Singapore's CapitaLand wants to speed up China construction

PUBLISHED : Saturday, 30 November, 2013, 4:28am
UPDATED : Saturday, 30 November, 2013, 4:28am

CapitaLand, Southeast Asia's biggest builder, aims to speed up construction of apartments in China to boost returns.

"For residential projects, the pace of our development is not fast enough," Jason Leow, chief executive of CapitaLand's mainland unit, said at a briefing in Shenzhen.

Singapore-based CapitaLand is expanding in China to take advantage of its growing urbanisation. The company has mixed-use projects under its Raffles City brand name in eight cities and also owns The Ascott, the mainland's biggest serviced apartment operator.

The company had sold almost 2,400 homes on the mainland in the first nine months of this year, compared with about 2,000 homes in the same period last year, Leow said.

More than 90 per cent of the company's residential projects in China were targeted at first-time buyers and the mass market, he said.

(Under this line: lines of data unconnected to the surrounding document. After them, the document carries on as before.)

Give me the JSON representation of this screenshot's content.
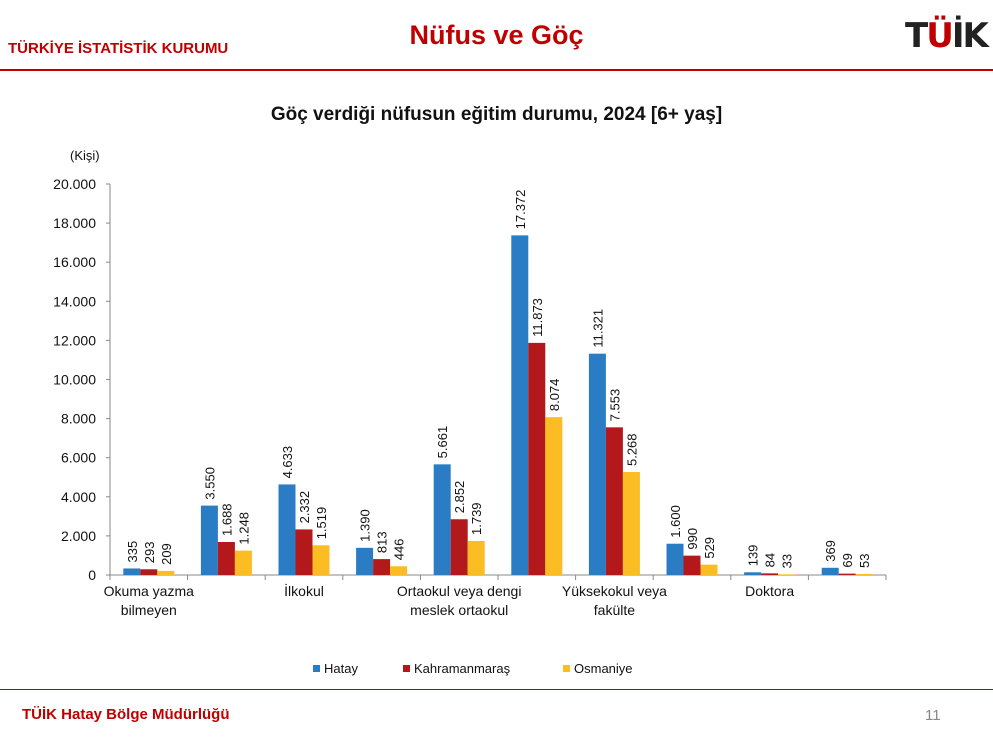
{
  "header": {
    "org": "TÜRKİYE İSTATİSTİK KURUMU",
    "title": "Nüfus ve Göç",
    "logo": "TÜİK"
  },
  "footer": {
    "text": "TÜİK Hatay Bölge Müdürlüğü",
    "page": "11"
  },
  "colors": {
    "Hatay": "#2a7dc4",
    "Kahramanmaraş": "#b3191a",
    "Osmaniye": "#fbbc24",
    "accent": "#c00000"
  },
  "chart_data": {
    "type": "bar",
    "title": "Göç verdiği nüfusun eğitim durumu, 2024  [6+ yaş]",
    "ylabel": "(Kişi)",
    "ylim": [
      0,
      20000
    ],
    "yticks": [
      "0",
      "2.000",
      "4.000",
      "6.000",
      "8.000",
      "10.000",
      "12.000",
      "14.000",
      "16.000",
      "18.000",
      "20.000"
    ],
    "categories": [
      [
        "Okuma yazma",
        "bilmeyen"
      ],
      [],
      [
        "İlkokul"
      ],
      [],
      [
        "Ortaokul veya dengi",
        "meslek ortaokul"
      ],
      [],
      [
        "Yüksekokul veya",
        "fakülte"
      ],
      [],
      [
        "Doktora"
      ],
      []
    ],
    "series": [
      {
        "name": "Hatay",
        "values": [
          335,
          3550,
          4633,
          1390,
          5661,
          17372,
          11321,
          1600,
          139,
          369
        ],
        "labels": [
          "335",
          "3.550",
          "4.633",
          "1.390",
          "5.661",
          "17.372",
          "11.321",
          "1.600",
          "139",
          "369"
        ]
      },
      {
        "name": "Kahramanmaraş",
        "values": [
          293,
          1688,
          2332,
          813,
          2852,
          11873,
          7553,
          990,
          84,
          69
        ],
        "labels": [
          "293",
          "1.688",
          "2.332",
          "813",
          "2.852",
          "11.873",
          "7.553",
          "990",
          "84",
          "69"
        ]
      },
      {
        "name": "Osmaniye",
        "values": [
          209,
          1248,
          1519,
          446,
          1739,
          8074,
          5268,
          529,
          33,
          53
        ],
        "labels": [
          "209",
          "1.248",
          "1.519",
          "446",
          "1.739",
          "8.074",
          "5.268",
          "529",
          "33",
          "53"
        ]
      }
    ],
    "legend": "bottom"
  }
}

New home prices jumped last month in all but one of the 70 cities that were tracked, adding pressure on local governments to tighten property policies as they seek to meet annual housing price targets.

CapitaLand's operations in China have felt little impact from tighter lending by banks because the company was "in a very comfortable position financially", group chief executive Lim Ming Yan said at the briefing.

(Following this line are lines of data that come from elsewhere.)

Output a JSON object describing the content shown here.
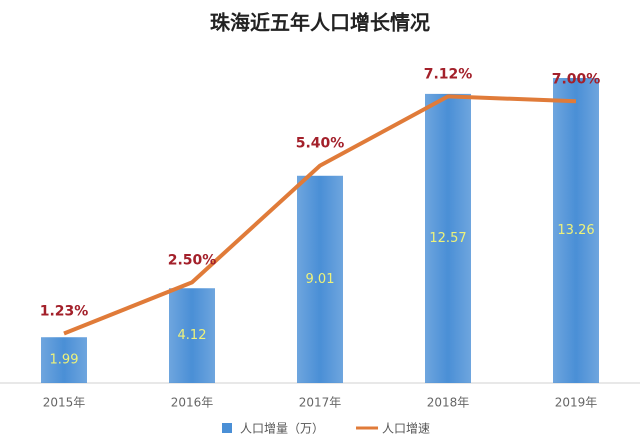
{
  "chart_data": {
    "type": "bar-line",
    "title": "珠海近五年人口增长情况",
    "categories": [
      "2015年",
      "2016年",
      "2017年",
      "2018年",
      "2019年"
    ],
    "series": [
      {
        "name": "人口增量（万）",
        "type": "bar",
        "color": "#4a8fd6",
        "values": [
          1.99,
          4.12,
          9.01,
          12.57,
          13.26
        ]
      },
      {
        "name": "人口增速",
        "type": "line",
        "axis": "y2",
        "color": "#e07b39",
        "values": [
          1.23,
          2.5,
          5.4,
          7.12,
          7
        ],
        "value_labels": [
          "1.23%",
          "2.50%",
          "5.40%",
          "7.12%",
          "7.00%"
        ]
      }
    ],
    "ylim": [
      0,
      14
    ],
    "y2lim": [
      0,
      8
    ],
    "legend": "bottom"
  }
}
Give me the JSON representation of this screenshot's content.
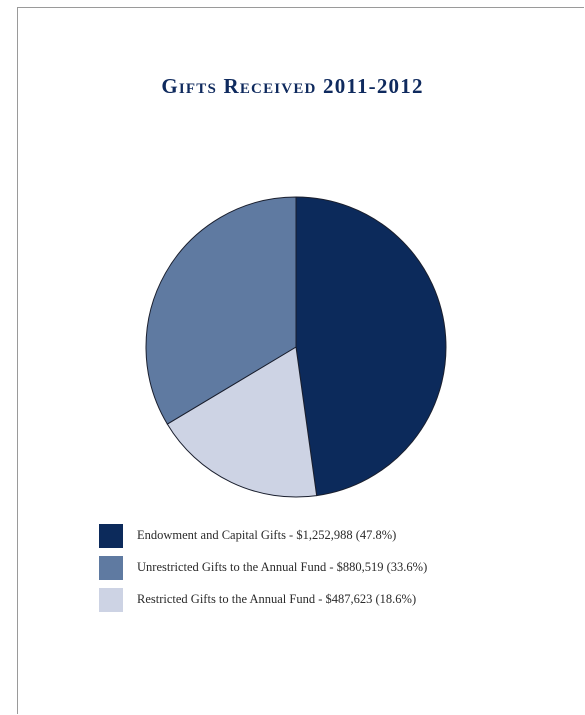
{
  "chart_data": {
    "type": "pie",
    "title": "Gifts Received 2011-2012",
    "slices": [
      {
        "label": "Endowment and Capital Gifts - $1,252,988 (47.8%)",
        "value": 1252988,
        "percent": 47.8,
        "color": "#0c2a5b"
      },
      {
        "label": "Restricted Gifts to the Annual Fund - $487,623 (18.6%)",
        "value": 487623,
        "percent": 18.6,
        "color": "#cdd3e4"
      },
      {
        "label": "Unrestricted Gifts to the Annual Fund - $880,519 (33.6%)",
        "value": 880519,
        "percent": 33.6,
        "color": "#5f7aa1"
      }
    ],
    "legend": [
      {
        "label": "Endowment and Capital Gifts - $1,252,988 (47.8%)",
        "color": "#0c2a5b"
      },
      {
        "label": "Unrestricted Gifts to the Annual Fund - $880,519 (33.6%)",
        "color": "#5f7aa1"
      },
      {
        "label": "Restricted Gifts to the Annual Fund - $487,623 (18.6%)",
        "color": "#cdd3e4"
      }
    ],
    "legend_position": "bottom-left"
  }
}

Separately, the developer was still positive about the long-term prospects of Singapore's property market, Lim said.

Singapore's home prices fell 1.2 per cent last month from September as evidence builds that the government's efforts to cool the property market are working. Home sales have fallen for the past four months after the Singaporean government imposed new rules in June governing how financial institutions grant property loans to individuals.

"In the short term there may be some headwinds because of the measures," Lim said. "But as long as Asia continues to grow, Singapore will be well positioned for growth over the next five, 10, 15 to 20 years."